Hopefully, many practicing attorneys have discovered that working remotely combines convenience with cost-cutting, while at the same time hastening the adoption paperless office. The same is true of potential clients, who now don’t have to drive to your office, pay for parking, wait in the lobby, etc.
Some things do go missing without person-to-person contact, especially in first meetings or intense litigation conferences. So there are a number of tools lawyers and their clients can use to make sure that the lawyer has all the necessary information available to represent the client.
If you or your firm has spent the money on a big-ticket CRM, many of those functions are built in to that platform. But there are other, more cost-effective ways to accomplish the same functions.
Gathering information via online forms is easy and cost-effective. Check out Gravity Forms, Survey Monkey, or built-in functions in Word. Paid form builders like Joptform can encrypt these documents.
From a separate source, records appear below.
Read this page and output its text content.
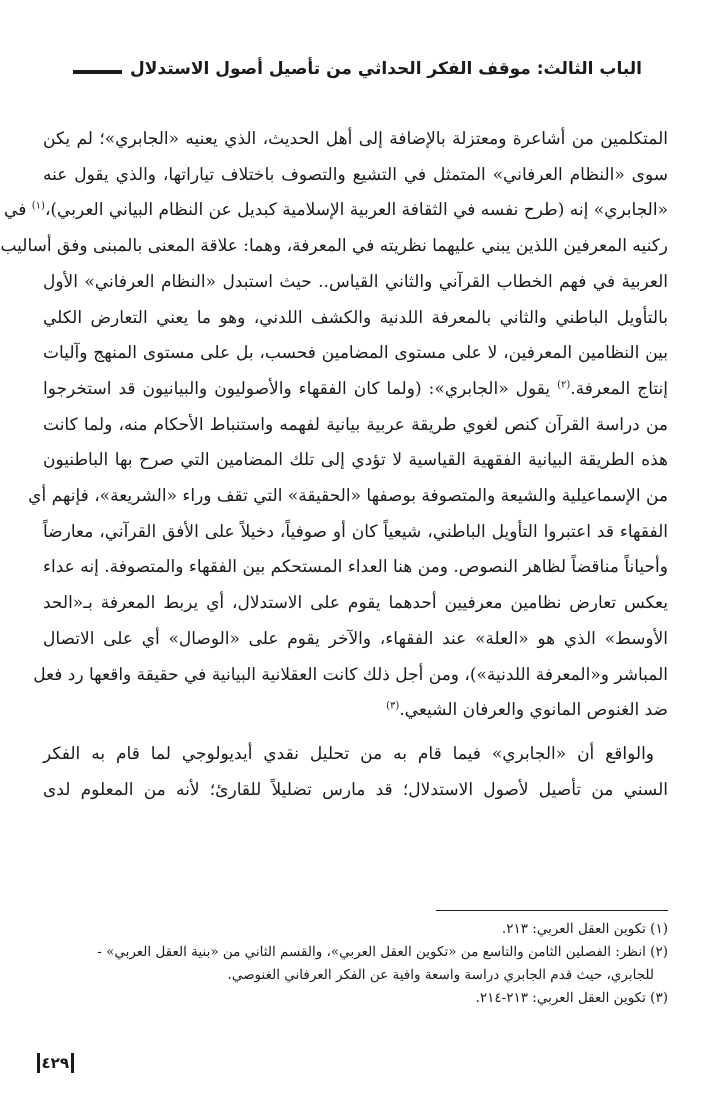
الباب الثالث: موقف الفكر الحداثي من تأصيل أصول الاستدلال

المتكلمين من أشاعرة ومعتزلة بالإضافة إلى أهل الحديث، الذي يعنيه «الجابري»؛ لم يكن
سوى «النظام العرفاني» المتمثل في التشيع والتصوف باختلاف تياراتها، والذي يقول عنه
«الجابري» إنه (طرح نفسه في الثقافة العربية الإسلامية كبديل عن النظام البياني العربي)،$^{(١)}$ في
ركنيه المعرفين اللذين يبني عليهما نظريته في المعرفة، وهما: علاقة المعنى بالمبنى وفق أساليب
العربية في فهم الخطاب القرآني والثاني القياس.. حيث استبدل «النظام العرفاني» الأول
بالتأويل الباطني والثاني بالمعرفة اللدنية والكشف اللدني، وهو ما يعني التعارض الكلي
بين النظامين المعرفين، لا على مستوى المضامين فحسب، بل على مستوى المنهج وآليات
إنتاج المعرفة.$^{(٢)}$ يقول «الجابري»: (ولما كان الفقهاء والأصوليون والبيانيون قد استخرجوا
من دراسة القرآن كنص لغوي طريقة عربية بيانية لفهمه واستنباط الأحكام منه، ولما كانت
هذه الطريقة البيانية الفقهية القياسية لا تؤدي إلى تلك المضامين التي صرح بها الباطنيون
من الإسماعيلية والشيعة والمتصوفة بوصفها «الحقيقة» التي تقف وراء «الشريعة»، فإنهم أي
الفقهاء قد اعتبروا التأويل الباطني، شيعياً كان أو صوفياً، دخيلاً على الأفق القرآني، معارضاً
وأحياناً مناقضاً لظاهر النصوص. ومن هنا العداء المستحكم بين الفقهاء والمتصوفة. إنه عداء
يعكس تعارض نظامين معرفيين أحدهما يقوم على الاستدلال، أي يربط المعرفة بـ«الحد
الأوسط» الذي هو «العلة» عند الفقهاء، والآخر يقوم على «الوصال» أي على الاتصال
المباشر و«المعرفة اللدنية»)، ومن أجل ذلك كانت العقلانية البيانية في حقيقة واقعها رد فعل
ضد الغنوص المانوي والعرفان الشيعي.$^{(٣)}$

والواقع أن «الجابري» فيما قام به من تحليل نقدي أيديولوجي لما قام به الفكر
السني من تأصيل لأصول الاستدلال؛ قد مارس تضليلاً للقارئ؛ لأنه من المعلوم لدى

(١) تكوين العقل العربي: ٢١٣.

(٢) انظر: الفصلين الثامن والتاسع من «تكوين العقل العربي»، والقسم الثاني من «بنية العقل العربي» -
للجابري، حيث قدم الجابري دراسة واسعة وافية عن الفكر العرفاني الغنوصي.

(٣) تكوين العقل العربي: ٢١٣-٢١٤.

٤٢٩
Instead of linking to a lengthy form when a potential client hits the “contact” button on the website, that action could could trigger an automatic email to the inquiring party that links to your calendar to “schedule a consultation”, along with a few questions. Pre-screening questions could include conflicts checks. If the client is not a good fit, the lawyer sends a non-engagement letter.
The lawyer can use the online consultation to ask the needed questions and fill in the firm’s appropriate forms.
Once engaged, security considerations come to the fore. Clients will need to deliver documents to the lawyer without contact, over email. Now is the time to encrypt everything, if you haven’t already done so.
Adobe’s PDF creator is expensive but allows lawyers to create personalized, secure fill-in-the-blanks forms that will drive down the cost of obtaining information.